Let's do a similar for loop for all the variables concerning the garage and correct them 

In [None]:
for 

Now, let's analyze a simplier quantitative value: LotFrontage which is "Linear feet of street connected to property", so it seems natural in this case to replace the missing values with 0.

In [None]:
houses.LotFrontage.unique()

In [None]:
houses.LotFrontage = houses.LotFrontage.fillna(0)

By now it should only remain 7 features. Do it in a similar way than previously 

In [None]:
assert houses.isna().sum().sum() == 0, "Verify the cleaning section, it seems there are still some errors"
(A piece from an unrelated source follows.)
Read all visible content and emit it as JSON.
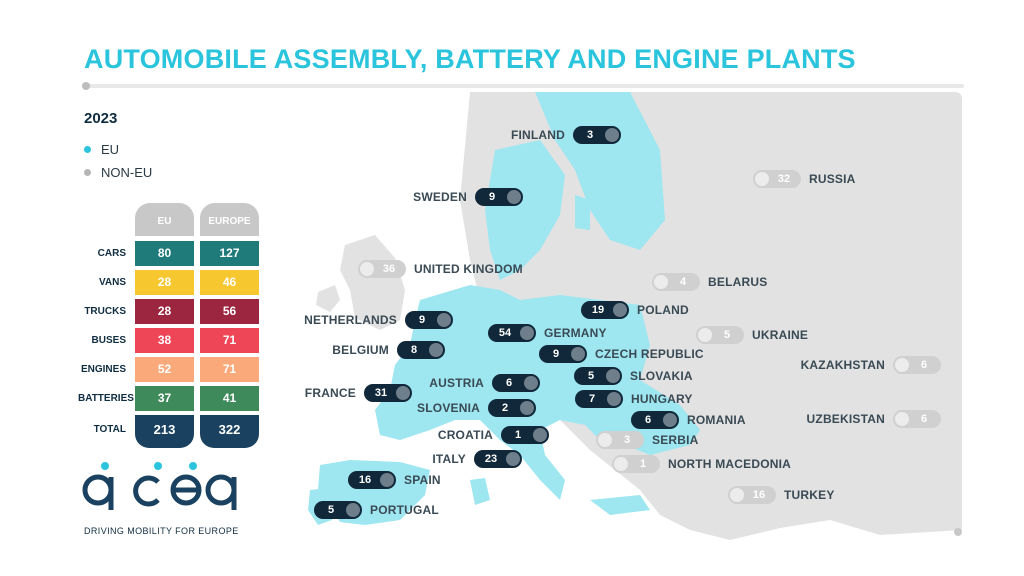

Perfect ! You have cleaned the data now and you certainly understand why it takes a lot of time to datascientists to collect but also analyse and clean the data. So you certainly don't want to redo this work next time, so let's save it

In [None]:
houses.to_csv('data/' + name + '_cleaned.csv') # Save in a second file (it is important to always keep original)

# Qualitative data

As discuss in the first notebook, it is really important to deal with the qualitative data because some model will not be able to deal with them if there are not transformed.
First let's see which features are qualitative.

In [None]:
houses.select_dtypes(exclude='number').describe()

How many different variables are qualitative ? And how many unique values are there (if you sum over all the qualitative features) ?

What can we do, discuss the following possibilities 
- Ignore them 
- Replace the different values by a number (example: Imagine a feature "ColorWall" with values "Green", "Blue", "Yellow", you can replace all "Green" with 0, "Blue" with 1 and etc)
- Encode the features with several column (example: Replace the feature "ColorWall" with three different columns "ColorWallIsGreen", "ColorWallIsBlue" and "ColorWallIsYellow" and if the house has the value "Green" in "ColorWall" then it will have 1 in "ColorWallIsGreen" and 0 in the two others) 

We will use the dummy coding proposed by pandas : `pd.get_dummies(dataset)`

In [None]:
houses = 

In [None]:
houses.to_csv('data/' + name + '_cleaned_nocategorical.csv') # Save in a third file

In [None]:
assert len(houses.select_dtypes(exclude='number').columns) == len(houses.columns) , "There remain some categorical features"

There is a second file which is composed of the same features and that will be useful in the future. 
Replace in the first cell the variable `name` of the section **Dealing with missing data** with "kaggle" and rerun the notebook by clicking on Kernel > Restart & Run All and verify that every cell has run.